Indoor hydrogen peroxide derived from ozone/d-limonene reactions.

In this pilot study, performed in an office manipulated to resemble an environment with a strong indoor ozone source or a significant influx of outdoor air during a smog event, reactions between ozone and d-limonene produced hydroperoxides. Hydrogen peroxide (H202) presumably constituted the majority of the measured hydroperoxides, although a small amount of organic hydroperoxides (ROOH) may have contributed to the signal. Total hydroperoxides were 1.0-1.5 ppb at low air exchange rates (0.5-4 h(-1)) and 0.6-0.8 ppb at high air exchange rates (12-18 h-1). The net estimated yield ranged from 1.5 to 3.2%, consistent with values reported in the literature. Based on these yields and typical indoor scenarios, peak indoor concentrations of H202 are projected to be comparable with, but not significantly larger than, peak outdoor concentrations. Hygroscopic secondary organic aerosols (SOA; 10-100 microg m(-3)) were simultaneously generated by the ozone/d-limonene reactions; their co-occurrence with H202 provides a mechanism whereby H2O2 can be transported into the lower respiratory tract.
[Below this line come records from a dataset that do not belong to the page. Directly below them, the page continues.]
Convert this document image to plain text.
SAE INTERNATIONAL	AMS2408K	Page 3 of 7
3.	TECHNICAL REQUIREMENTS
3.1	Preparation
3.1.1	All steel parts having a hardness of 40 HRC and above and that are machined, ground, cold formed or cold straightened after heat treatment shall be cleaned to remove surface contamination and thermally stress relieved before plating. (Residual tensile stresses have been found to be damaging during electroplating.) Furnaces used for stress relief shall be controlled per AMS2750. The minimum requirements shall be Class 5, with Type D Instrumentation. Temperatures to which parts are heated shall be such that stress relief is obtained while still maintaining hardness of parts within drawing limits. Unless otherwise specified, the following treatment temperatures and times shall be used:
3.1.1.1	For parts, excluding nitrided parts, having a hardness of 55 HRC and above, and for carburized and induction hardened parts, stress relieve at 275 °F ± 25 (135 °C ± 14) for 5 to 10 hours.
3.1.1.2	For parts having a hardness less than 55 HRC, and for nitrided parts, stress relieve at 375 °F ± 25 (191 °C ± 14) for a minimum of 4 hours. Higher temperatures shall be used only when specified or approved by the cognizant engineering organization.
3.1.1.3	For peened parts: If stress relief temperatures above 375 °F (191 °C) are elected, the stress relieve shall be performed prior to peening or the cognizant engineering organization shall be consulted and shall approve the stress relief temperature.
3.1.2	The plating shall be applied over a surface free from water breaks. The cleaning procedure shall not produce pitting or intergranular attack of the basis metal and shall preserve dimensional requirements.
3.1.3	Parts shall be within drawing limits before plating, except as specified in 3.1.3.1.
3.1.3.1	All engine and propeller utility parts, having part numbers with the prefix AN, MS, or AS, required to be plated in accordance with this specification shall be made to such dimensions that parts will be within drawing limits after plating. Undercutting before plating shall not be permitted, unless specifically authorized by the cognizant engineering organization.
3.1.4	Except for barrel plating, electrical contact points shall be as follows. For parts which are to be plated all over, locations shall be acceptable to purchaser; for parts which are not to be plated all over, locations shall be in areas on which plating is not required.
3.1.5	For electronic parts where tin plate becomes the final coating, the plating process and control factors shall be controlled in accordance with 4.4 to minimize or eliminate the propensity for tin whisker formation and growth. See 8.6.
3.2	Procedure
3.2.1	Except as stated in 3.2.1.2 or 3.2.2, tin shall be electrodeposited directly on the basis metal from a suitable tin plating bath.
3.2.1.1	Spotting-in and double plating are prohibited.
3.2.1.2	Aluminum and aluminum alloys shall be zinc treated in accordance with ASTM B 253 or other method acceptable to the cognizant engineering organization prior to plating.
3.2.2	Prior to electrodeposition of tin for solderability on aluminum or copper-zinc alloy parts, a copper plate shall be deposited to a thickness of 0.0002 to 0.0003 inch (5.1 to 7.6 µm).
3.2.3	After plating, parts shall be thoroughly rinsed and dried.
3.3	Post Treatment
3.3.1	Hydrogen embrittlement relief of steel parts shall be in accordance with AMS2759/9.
The results demonstrate that reduced air exchange rates lead to increased concentrations of H2O2 and SOA as well as a shift in the size-distribution toward larger particles (0.3-0.7 microm diameter), potentially increasing the amount of H2O2 delivered to the lower respiratory region. This study increases our understanding of H2O2 exposures, including exposures to H2O2 associated with co-occurring hygroscopic aerosols. It also re-emphasizes the potential of ozone-driven chemistry to alter indoor environments, often producing products more irritating than their precursors.